Autophagy down regulates pro-inflammatory mediators in BV2 microglial cells and rescues both LPS and alpha-synuclein induced neuronal cell death

Abstract

Autophagy is a fundamental cellular homeostatic mechanism, whereby cells autodigest parts of their cytoplasm for removal or turnover. Neurodegenerative disorders are associated with autophagy dysregulation, and drugs modulating autophagy have been successful in several animal models. Microglial cells are phagocytes in the central nervous system (CNS) that become activated in pathological conditions and determine the fate of other neural cells. Here, we studied the effects of autophagy on the production of pro-inflammatory molecules in microglial cells and their effects on neuronal cells. We observed that both trehalose and rapamycin activate autophagy in BV2 microglial cells and down-regulate the production of pro-inflammatory cytokines and nitric oxide (NO), in response to LPS and alpha-synuclein. Autophagy also modulated the phosphorylation of p38 and ERK1/2 MAPKs in BV2 cells, which was required for NO production. These actions of autophagy modified the impact of microglial activation on neuronal cells, leading to suppression of neurotoxicity. Our results demonstrate a novel role for autophagy in the regulation of microglial cell activation and pro-inflammatory molecule secretion, which may be important for the control of inflammatory responses in the CNS and neurotoxicity.
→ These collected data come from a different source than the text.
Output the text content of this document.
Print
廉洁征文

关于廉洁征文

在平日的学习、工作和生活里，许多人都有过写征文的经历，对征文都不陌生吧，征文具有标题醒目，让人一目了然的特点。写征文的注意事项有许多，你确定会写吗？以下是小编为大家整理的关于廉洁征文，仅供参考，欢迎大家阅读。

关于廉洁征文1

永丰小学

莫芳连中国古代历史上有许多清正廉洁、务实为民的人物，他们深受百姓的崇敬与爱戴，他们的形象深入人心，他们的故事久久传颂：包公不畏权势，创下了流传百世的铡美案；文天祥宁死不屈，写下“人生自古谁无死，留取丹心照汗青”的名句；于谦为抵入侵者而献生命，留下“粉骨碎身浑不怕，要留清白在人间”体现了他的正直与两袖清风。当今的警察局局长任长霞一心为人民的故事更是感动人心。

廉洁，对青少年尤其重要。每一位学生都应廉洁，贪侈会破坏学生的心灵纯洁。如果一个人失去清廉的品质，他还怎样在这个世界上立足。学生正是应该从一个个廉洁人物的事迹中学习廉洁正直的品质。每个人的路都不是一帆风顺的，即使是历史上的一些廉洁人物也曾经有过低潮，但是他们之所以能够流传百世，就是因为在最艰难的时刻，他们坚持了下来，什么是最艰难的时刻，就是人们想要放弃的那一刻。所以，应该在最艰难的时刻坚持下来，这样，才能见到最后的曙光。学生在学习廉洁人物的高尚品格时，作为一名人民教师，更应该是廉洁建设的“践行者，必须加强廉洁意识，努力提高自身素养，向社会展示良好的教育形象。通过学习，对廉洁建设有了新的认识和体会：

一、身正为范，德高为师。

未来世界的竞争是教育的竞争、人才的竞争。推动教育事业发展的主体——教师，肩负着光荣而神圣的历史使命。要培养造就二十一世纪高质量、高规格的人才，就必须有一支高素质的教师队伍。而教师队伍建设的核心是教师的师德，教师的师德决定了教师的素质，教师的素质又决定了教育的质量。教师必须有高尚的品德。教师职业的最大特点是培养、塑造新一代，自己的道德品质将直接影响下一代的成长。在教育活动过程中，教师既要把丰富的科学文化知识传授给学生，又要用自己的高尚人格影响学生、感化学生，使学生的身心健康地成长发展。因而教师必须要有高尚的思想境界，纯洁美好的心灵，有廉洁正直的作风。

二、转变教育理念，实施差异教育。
Figure 1. Autophagy induction in BV2 microglial cells.

BV2 microglial cells were left untreated (A) or stimulated with rapamycin 100 nM (C) or trehalose 30 mM (E). After 24 h, cells were immunostained with anti-LC3B (green) and anti-Lamp-1 (red) antibodies. Images shown are z-stack projections. (B,D and F) are 3D surface-rendered magnifications of the selected area above. A typical LC3 puncta pattern is observed in BV2 stimulated cells (D,F). Merged images show fusion between autophagosomes and lysosomes (yellow).

Figure 2. Evaluation of LC3-II and Beclin-1 levels in BV2 microglial cells.

(A) Scatter plots represent colocalization analyses between LC3B and LAMP-1 using SVI Huygens Essential 14.1 software. Pearson coefficient (R) and Overlap coefficient (R[r]) are listed. (B) LC3 positive vesicles in unstimulated BV2 cells or treated with rapamycin (100 nM) or trehalose (30 mM) were determined using ImageJ particle counting plugin after cell deconvolution (n = 10). (C) BV2 cells incubated with 3-MA (2 mM; a specific inhibitor of autophagy) for 1 h at 37 °C were cultured in the presence or absence of rapamycin (100 nM) or trehalose (30 mM) for 24 h at 37 °C. Cells were lysed, and LC3B, Beclin-1 and β-Actin were examined by Western immunoblotting. Quantification of LC3-II (D) or Beclin-1 (E) from B relative to β-Actin by densitometry (one-way ANOVA followed by Post-Hoc Dunnet’s test; n = 3). Error bars represent SEM (*P < 0.05; **P < 0.01; ***P < 0.001).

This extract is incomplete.